Os professores trabalharam em duplas na criação de propostas diferentes: pintura, modelagem, desenho, recorte e colagem, construções tridimensionais.

Nessa primeira etapa, um dos professores organizava a proposta enquanto outro ficava com a turma, de modo que as crianças pudessem escolher um dos cantos de ateliês oferecidos. Temos assim um momento no qual se constitui uma nova turma com grupos de crianças de diferentes faixas etárias e com outros professores.

No primeiro ano, a sexta-feira foi o dia escolhido para essa atividade. Experimentamos cada proposta por aproximadamente um mês e, posteriormente, na reunião de grupo, discutíamos e modificávamos
o que cada dupla levantava como questão e necessidade de modificação. Atualmente os ateliês acontecem toda quinta-feira, dia em que a equipe tem mais disponibilidade para organizar os tempos e espaços da escola.

Nesse primeiro mês, a intenção era de que todas as crianças pudessem conhecer os ateliês. Seria uma rodada inicial na qual nenhuma criança poderia ainda fazer escolha. Essa decisão foi tomada a partir de uma avaliação feita em reuniões de equipe que revelou o pouco conhecimento das crianças sobre materiais e suas proposições muito estereotipadas. Para nós, essa seria uma etapa de conhecimento e de socialização com os procedimentos e seus resultados. Por exemplo: um ateliê onde pudéssemos explorar o uso de diferentes tipos de riscadores, desde lápis pastel até giz de cera. Na pintura a guache, a diferença do efeito do rolinho, do pincel e da mão.
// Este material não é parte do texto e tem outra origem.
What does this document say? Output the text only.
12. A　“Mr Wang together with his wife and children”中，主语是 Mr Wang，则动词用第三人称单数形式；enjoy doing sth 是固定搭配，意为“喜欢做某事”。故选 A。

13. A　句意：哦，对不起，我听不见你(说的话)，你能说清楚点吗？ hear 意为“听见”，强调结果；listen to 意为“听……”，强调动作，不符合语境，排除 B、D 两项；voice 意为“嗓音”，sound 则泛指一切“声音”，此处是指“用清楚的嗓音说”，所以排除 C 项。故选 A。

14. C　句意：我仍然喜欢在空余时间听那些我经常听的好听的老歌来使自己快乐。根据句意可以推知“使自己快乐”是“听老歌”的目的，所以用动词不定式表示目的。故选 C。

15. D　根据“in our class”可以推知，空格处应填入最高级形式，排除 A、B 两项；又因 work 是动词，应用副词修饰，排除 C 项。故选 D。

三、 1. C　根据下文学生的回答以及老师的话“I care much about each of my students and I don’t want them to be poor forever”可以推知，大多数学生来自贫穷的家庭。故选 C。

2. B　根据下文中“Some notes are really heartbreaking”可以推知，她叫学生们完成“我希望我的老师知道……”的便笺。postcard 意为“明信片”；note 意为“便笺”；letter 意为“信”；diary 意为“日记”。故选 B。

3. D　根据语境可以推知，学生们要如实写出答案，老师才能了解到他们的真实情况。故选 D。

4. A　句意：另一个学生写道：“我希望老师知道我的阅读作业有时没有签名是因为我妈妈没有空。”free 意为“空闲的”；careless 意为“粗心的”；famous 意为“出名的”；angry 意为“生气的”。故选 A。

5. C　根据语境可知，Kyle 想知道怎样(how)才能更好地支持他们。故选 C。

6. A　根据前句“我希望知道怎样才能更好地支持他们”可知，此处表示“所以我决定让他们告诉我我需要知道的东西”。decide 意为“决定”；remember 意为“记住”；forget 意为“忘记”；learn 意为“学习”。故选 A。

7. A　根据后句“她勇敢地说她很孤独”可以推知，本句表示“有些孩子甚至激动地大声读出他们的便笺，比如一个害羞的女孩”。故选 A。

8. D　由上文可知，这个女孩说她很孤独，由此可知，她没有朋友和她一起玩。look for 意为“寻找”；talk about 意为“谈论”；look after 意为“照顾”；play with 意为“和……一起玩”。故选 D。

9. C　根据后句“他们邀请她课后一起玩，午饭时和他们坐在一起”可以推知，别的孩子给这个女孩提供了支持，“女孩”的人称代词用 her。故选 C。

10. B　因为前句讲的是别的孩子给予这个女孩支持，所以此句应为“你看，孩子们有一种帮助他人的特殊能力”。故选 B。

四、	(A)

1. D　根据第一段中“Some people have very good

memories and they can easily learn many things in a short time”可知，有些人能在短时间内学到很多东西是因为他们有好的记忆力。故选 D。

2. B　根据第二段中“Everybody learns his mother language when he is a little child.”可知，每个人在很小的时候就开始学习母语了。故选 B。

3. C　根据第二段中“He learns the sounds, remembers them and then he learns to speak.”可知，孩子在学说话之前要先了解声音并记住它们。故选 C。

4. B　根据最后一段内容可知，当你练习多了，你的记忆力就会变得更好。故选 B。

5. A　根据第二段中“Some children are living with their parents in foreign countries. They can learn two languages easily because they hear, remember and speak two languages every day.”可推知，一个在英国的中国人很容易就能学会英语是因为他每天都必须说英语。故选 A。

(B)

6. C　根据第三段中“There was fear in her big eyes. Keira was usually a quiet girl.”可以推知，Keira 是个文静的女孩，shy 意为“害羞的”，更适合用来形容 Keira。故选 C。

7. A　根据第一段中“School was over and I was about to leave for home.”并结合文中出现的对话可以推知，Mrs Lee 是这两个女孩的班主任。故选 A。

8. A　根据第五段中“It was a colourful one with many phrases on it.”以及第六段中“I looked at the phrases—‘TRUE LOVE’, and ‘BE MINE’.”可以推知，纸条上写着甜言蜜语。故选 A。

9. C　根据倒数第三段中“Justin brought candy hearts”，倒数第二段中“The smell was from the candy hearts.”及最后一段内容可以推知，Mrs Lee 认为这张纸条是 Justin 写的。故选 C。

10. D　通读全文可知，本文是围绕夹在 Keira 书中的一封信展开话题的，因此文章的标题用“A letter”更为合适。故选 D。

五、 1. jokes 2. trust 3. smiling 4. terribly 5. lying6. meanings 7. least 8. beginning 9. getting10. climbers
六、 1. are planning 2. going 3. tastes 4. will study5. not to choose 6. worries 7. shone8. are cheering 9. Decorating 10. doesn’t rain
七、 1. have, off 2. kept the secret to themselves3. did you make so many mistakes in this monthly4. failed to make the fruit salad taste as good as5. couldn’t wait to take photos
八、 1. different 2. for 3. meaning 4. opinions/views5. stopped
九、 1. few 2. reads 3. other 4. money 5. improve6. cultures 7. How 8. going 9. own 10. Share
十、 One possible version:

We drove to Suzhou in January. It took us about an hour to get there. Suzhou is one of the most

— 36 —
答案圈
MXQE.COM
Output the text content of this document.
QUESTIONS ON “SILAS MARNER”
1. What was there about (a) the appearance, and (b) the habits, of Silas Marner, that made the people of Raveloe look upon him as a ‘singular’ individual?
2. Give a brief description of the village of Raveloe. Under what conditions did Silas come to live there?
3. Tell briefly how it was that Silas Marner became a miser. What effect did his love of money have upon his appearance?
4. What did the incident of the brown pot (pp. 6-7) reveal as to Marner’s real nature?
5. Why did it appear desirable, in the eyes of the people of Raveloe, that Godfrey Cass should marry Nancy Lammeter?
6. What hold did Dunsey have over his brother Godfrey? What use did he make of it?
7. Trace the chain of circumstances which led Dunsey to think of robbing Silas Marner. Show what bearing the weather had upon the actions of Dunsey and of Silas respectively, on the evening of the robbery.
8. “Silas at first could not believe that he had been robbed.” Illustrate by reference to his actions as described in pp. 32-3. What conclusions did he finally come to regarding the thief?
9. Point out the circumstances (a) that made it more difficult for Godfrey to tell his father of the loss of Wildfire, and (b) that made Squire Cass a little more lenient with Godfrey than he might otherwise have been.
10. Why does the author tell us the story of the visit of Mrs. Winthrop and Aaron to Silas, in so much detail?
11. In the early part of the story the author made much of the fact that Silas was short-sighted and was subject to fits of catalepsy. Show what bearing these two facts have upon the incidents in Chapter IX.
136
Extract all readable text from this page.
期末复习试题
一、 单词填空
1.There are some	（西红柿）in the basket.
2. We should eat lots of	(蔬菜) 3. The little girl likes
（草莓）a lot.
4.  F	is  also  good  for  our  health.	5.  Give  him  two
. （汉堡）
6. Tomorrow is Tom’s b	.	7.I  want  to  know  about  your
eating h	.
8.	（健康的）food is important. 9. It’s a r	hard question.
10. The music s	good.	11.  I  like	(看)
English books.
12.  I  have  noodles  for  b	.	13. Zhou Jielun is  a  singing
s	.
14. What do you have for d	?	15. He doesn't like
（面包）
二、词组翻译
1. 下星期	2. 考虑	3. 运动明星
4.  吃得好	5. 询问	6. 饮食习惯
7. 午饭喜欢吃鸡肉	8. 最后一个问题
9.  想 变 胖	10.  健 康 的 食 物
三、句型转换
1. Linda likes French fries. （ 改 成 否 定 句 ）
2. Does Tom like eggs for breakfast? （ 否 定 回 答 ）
Esse tempo foi bem maior, pois pudemos observar que as crianças precisavam de um segundo olhar para escolher. A vivência é que permite avanços. É preciso confrontar-se com os materiais, com a limpeza deles, com a aprendizagem de forrar os espaços, com a observação dos resultados. As crianças precisam experimentar os materiais e observar seus diferentes efeitos, pois, como diz o ditado: “Quem conhece pode escolher melhor”.

Para as propostas de atividade nos ateliês prevaleceu a intenção de oferecer materiais e espaços para a criação pessoal numa única linguagem. A cada organização, manter um material e variar os suportes, discutindo com as crianças o que fizeram a partir de cada proposta e pedindo a elas que mostrassem a maneira de fazer para as outras crianças.

Sendo o processo de avaliação o nosso guia, percebemos nas reuniões pedagógicas a necessidade de revisar os tempos do ateliê e, por isso, passamos a incluir uma roda inicial de apreciação alimentada pela observação das obras de alguns artistas. Olhar as produções e conhecer os desafios de cada linguagem demandam investimento e tempo de trabalho. Só aprendemos a olhar quando observamos.

Alimentação estética

Tanto para a criança quanto para o professor, percebemos um desafio diferente em cada ateliê. Por exemplo, no ateliê de recorte e colagem, a tendência era a de recortar uma figura, colar em outro suporte e dizer: “pronto, terminei”. Por considerarmos isso muito pouco, investimos na apreciação das obras do francês Henry Matisse (1869-1954) e na restrição de materiais como, por exemplo, trabalhar a partir de pequenos restos de papéis. Isso modificou o resultado, possibilitou outras formas e propiciou que as crianças pudessem pensar e observar diversas possibilidades. O maranhense Ferreira Gullar (1930- ) também foi muito importante ao longo de nosso trabalho com as crianças, especialmente com sua produção de colagens intitulada Zoologia bizarra. A observação de vídeos e das obras ajudou a pensar sobre os diferentes tipos de corte de Matisse (1869 -1954), como também em relação ao modo de guardar e usar pedacinhos muito pequenos de papel de Ferreira Gullar. Outro ponto tratado nas reuniões dizia respeito ao fato de as diferentes experiências se tornarem um espaço de comunicação entre professores e crianças, de modo que o assunto referente ao fazer Arte passava a ser comentado. Contar para o outro o que aprenderam é um dos temas das conversas entre as crianças.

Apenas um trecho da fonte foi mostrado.